← Back to context

Comment by postalcoder

8 hours ago

Solid intuition. Testing this on antigravity is a chore because I'm not sure if I have to kill the background agent to force a refresh of the GEMINI.md file so I just did it anyway.

  +------------------+------------------------------------------------------+
  | Success/Attempts | Instructions                                         |
  +------------------+------------------------------------------------------+
  | 0/3              | Follow the instructions in AGENTS.md.                |
  +------------------+------------------------------------------------------+
  | 3/3              | I will follow the instructions in AGENTS.md.         |
  +------------------+------------------------------------------------------+
  | 3/3              | I will check for the presence of AGENTS.md files in  |
  |                  | the project workspace. I will read AGENTS.md and     |
  |                  | adhere to its rules.                                 |
  +------------------+------------------------------------------------------+
  | 2/3              | Check for the presence of AGENTS.md files in the     |
  |                  | project workspace. Read AGENTS.md and adhere to its  |
  |                  | rules.                                               |
  +------------------+------------------------------------------------------+

In this limited test, seems like the first person makes a difference.

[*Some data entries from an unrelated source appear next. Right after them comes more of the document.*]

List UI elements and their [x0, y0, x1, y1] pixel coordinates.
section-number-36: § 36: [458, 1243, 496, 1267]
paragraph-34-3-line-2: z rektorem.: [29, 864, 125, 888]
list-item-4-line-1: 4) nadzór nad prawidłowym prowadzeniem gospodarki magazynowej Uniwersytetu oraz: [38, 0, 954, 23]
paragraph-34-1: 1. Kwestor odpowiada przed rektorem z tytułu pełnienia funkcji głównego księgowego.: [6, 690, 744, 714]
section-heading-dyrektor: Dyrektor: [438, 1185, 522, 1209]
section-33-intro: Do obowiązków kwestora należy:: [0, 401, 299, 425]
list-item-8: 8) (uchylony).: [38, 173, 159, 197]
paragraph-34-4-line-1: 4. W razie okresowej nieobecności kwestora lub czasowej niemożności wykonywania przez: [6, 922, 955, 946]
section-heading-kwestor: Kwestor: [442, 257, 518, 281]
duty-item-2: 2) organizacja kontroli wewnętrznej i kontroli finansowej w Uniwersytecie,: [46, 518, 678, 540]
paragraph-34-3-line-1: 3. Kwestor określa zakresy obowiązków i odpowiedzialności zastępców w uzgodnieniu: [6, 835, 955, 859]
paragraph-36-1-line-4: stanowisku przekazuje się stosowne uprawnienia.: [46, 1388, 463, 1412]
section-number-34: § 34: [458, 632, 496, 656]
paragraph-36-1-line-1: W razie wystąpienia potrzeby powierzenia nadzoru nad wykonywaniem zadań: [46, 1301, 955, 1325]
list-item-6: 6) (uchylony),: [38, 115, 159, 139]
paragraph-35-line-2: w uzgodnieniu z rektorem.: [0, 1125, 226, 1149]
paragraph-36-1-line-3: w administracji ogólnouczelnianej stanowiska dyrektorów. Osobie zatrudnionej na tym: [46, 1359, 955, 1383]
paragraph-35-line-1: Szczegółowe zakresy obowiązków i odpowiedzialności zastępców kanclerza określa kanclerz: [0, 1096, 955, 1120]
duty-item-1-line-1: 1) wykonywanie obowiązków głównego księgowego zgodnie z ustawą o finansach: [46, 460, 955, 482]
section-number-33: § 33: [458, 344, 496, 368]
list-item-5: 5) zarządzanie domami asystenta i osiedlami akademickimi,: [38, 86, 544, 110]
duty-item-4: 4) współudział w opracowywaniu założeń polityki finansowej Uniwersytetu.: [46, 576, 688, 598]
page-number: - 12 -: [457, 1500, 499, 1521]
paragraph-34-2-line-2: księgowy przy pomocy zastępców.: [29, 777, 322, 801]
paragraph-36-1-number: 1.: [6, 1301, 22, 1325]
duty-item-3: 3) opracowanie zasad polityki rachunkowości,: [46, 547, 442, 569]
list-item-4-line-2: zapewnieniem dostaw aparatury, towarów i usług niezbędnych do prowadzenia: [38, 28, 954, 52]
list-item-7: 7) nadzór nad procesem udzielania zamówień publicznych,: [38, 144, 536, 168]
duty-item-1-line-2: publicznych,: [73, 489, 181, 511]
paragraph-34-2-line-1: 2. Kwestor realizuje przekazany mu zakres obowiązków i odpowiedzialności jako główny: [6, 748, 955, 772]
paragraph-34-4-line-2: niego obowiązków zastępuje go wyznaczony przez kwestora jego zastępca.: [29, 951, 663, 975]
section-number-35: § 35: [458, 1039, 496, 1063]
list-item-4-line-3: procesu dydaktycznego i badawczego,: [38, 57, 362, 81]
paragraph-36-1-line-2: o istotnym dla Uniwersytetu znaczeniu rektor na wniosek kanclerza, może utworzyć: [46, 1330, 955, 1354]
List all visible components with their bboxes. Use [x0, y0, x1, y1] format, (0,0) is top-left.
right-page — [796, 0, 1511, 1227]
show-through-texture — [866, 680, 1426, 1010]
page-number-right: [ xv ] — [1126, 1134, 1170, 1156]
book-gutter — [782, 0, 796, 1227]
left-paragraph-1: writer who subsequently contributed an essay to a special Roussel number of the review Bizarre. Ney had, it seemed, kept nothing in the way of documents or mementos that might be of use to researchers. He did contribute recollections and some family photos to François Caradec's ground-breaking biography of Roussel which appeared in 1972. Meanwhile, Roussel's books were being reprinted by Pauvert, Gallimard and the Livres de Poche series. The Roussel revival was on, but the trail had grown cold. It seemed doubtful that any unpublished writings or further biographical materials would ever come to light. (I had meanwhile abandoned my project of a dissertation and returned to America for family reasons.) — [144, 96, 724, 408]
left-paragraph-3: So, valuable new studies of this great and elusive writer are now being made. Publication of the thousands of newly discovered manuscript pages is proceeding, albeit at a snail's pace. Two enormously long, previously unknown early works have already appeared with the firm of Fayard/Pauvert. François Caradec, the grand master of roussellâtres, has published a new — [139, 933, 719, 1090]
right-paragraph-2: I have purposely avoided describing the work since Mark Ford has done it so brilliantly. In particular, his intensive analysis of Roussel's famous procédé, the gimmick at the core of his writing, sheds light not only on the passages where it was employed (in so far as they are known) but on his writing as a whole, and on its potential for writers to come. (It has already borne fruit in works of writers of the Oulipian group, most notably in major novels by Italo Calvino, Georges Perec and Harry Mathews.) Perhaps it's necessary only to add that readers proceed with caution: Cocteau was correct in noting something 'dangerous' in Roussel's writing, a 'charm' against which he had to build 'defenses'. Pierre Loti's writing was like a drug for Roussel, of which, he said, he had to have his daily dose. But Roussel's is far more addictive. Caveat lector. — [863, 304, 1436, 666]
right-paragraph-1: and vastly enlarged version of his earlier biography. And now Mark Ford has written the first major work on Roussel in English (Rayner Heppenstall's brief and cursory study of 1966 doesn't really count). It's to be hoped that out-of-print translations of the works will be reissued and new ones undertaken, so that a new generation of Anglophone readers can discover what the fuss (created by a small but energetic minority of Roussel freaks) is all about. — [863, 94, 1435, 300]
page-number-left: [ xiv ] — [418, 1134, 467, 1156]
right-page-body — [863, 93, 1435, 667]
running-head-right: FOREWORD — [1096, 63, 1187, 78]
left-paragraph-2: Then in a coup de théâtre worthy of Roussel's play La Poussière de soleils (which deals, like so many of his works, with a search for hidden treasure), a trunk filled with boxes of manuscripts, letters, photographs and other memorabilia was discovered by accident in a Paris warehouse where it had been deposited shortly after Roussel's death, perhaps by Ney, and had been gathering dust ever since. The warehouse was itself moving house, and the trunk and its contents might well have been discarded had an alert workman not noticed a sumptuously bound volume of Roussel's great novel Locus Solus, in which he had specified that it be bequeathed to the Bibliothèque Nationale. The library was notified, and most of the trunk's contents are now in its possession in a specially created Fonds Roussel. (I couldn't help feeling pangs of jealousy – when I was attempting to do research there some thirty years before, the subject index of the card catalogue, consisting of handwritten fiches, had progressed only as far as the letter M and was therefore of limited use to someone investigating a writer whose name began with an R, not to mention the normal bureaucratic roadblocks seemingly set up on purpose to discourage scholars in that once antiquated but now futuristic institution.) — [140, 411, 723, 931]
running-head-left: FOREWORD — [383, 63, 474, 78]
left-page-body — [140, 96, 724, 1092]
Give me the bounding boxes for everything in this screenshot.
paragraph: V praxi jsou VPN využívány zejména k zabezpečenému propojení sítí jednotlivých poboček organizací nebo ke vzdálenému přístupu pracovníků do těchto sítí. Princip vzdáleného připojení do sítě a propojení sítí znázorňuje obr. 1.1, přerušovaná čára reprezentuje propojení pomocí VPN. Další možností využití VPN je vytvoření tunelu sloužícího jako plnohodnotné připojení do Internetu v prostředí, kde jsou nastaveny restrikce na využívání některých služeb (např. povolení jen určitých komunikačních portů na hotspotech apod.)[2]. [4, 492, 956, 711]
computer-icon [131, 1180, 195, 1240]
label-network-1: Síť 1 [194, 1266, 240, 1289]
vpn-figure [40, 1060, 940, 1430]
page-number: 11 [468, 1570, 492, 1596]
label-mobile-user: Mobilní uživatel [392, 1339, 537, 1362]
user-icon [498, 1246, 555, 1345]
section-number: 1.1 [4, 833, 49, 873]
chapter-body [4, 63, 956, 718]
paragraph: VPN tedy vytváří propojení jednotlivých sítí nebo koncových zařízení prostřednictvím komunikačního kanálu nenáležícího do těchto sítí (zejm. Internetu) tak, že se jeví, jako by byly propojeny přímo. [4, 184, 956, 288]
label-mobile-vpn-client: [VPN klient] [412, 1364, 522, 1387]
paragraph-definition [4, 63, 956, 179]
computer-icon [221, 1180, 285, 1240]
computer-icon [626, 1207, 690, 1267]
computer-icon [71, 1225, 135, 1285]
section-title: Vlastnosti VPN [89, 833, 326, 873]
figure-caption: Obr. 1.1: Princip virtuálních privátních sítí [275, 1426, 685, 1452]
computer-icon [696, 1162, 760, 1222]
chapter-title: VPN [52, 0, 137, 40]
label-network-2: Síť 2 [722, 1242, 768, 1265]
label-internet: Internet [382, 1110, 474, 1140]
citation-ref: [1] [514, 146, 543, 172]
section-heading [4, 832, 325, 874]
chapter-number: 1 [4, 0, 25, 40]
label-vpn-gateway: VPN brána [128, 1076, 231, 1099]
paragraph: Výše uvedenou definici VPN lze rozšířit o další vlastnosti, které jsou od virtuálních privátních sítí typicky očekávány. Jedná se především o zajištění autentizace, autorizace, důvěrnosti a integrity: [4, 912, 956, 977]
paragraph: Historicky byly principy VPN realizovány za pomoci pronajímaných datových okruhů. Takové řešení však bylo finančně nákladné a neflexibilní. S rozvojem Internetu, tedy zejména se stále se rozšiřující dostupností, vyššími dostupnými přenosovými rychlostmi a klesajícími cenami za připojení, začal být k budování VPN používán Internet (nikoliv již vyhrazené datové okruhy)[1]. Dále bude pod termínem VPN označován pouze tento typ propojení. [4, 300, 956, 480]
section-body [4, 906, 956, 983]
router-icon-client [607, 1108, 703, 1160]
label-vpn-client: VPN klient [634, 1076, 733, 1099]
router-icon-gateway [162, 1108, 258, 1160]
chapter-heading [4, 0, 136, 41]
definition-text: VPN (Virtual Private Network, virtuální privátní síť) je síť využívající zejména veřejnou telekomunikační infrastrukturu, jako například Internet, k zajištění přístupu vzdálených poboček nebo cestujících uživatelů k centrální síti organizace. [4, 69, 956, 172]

Thanks for this (and to Izkata for the suggestion). I now have about 100 (okay, minor exaggeration, but not as much as you'd like it to be) AGENTS.md/CLAUDE.md files and agent descriptions I will want to systematically validate if shifting toward first person helps adherence for...

I'm realising I need to start setting up an automated test-suite for my prompts...

  • Those of us who've ventured this far into the conversation would appreciate if you'd share your findings with us. Cheers!

That's really interesting. I ran this scenario through GPT-5.1 and the reasoning it gave made sense, which essentially boils down to: in tools like Claude Code, Gemini Codex, and other “agentic coding” modes, the model isn’t just generating text, it’s running a planner, and the first-person form conforms to the expectation of a step in a plan, where the other modes are more ambiguous.